Case Description/Methods: A 61-year-old male presented with complaints of non-specific abdominal pain and unintentional weight loss of 30 lbs. Labs revealed normocytic anemia with a hemoglobin of 9.5. CT of the abdomen and pelvis demonstrated a 7.8 x 7.0 x 7.1 cm irregular, a heterogeneous mass contiguous with the duodenum, gastric antrum, and pancreas. Esophagogastroduodenoscopy revealed an edematous pylorus with a medium-sized fungating, polypoid, and ulcerated mass in the anterior wall of the duodenal bulb. Specimens were taken and underwent immunohistochemical staining. Findings were positive for s100 and negative for MCK, CD117, CD34, and SMA; The spindle cells were focally positive for EMA and negative for AE1/AE3, CAM5.2, and sox10. The final pathologic diagnosis was sarcomatoid carcinoma with osteoclast-like giant cells.

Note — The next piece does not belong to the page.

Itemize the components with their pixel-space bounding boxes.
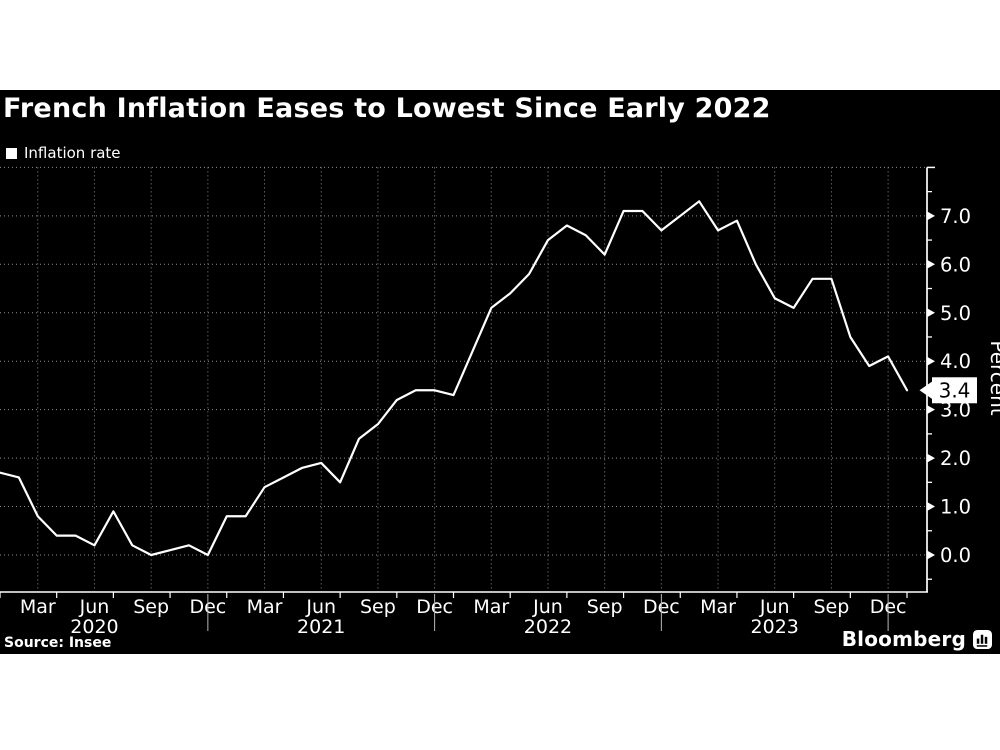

Discussion: 3 unique features of sarcomatoid tumors include the presence of a genuine sarcomatous component, no transitional zone between carcinomatous and sarcomatous components, and immunohistochemistry of the sarcomatous component that is positive for mesenchymal markers and negative for epithelial markers. Sarcomatoid carcinoma of the GIT is rare, typically occurring in the stomach, gallbladder, or esophagus. It affects males more than females. The average age of diagnosis is 57 years old. Risk factors have not yet been established. The tumor tends to have an aggressive clinical course with an overall 5-year survival rate of about 20%. Immunohistochemistry is necessary for diagnosis as small intestine tumors have only minor histological differences. Immunohistochemical studies of the tumor show pleomorphic cells positive for cytokeratin AE1/AE3, CAM 5.2, and vimentin and negative for desmin, muscle-specific actin, CD34, DOG1, c-kit, and S-100. The only treatment is surgery with wide excision. Monoclonal antibodies against programmed death protein (PD-1) and its ligand, PD-L1, have promising antitumor activity in several other malignancies and may represent possible future non-surgical treatment options for this tumor.
Disclosures: Jonathan Vincent Reyes indicated no relevant financial relationships. Tasur Seen indicated no relevant financial relationships. Bhanu Singh indicated no relevant financial relationships. Vennis Lourdusamy indicated no relevant financial relationships. Ahmed Al-Khazraji indicated no relevant financial relationships. Moiz Ahmed indicated no relevant financial relationships. Aaron Walfish indicated no relevant financial relationships.
Jonathan Vincent M. Reyes, MD, MHA1, Tasur Seen, MD1, Bhanu Singh, MD1, Vennis Lourdusamy, MD1, Ahmed Al-Khazraji, MD2, Moiz Ahmed, MD1, Aaron Walfish, MD1. P3031 - A Rare Presentation of Sarcomatoid Carcinoma of Duodenum, ACG 2021 Annual Scientific Meeting Abstracts. Las Vegas, Nevada: American College of Gastroenterology.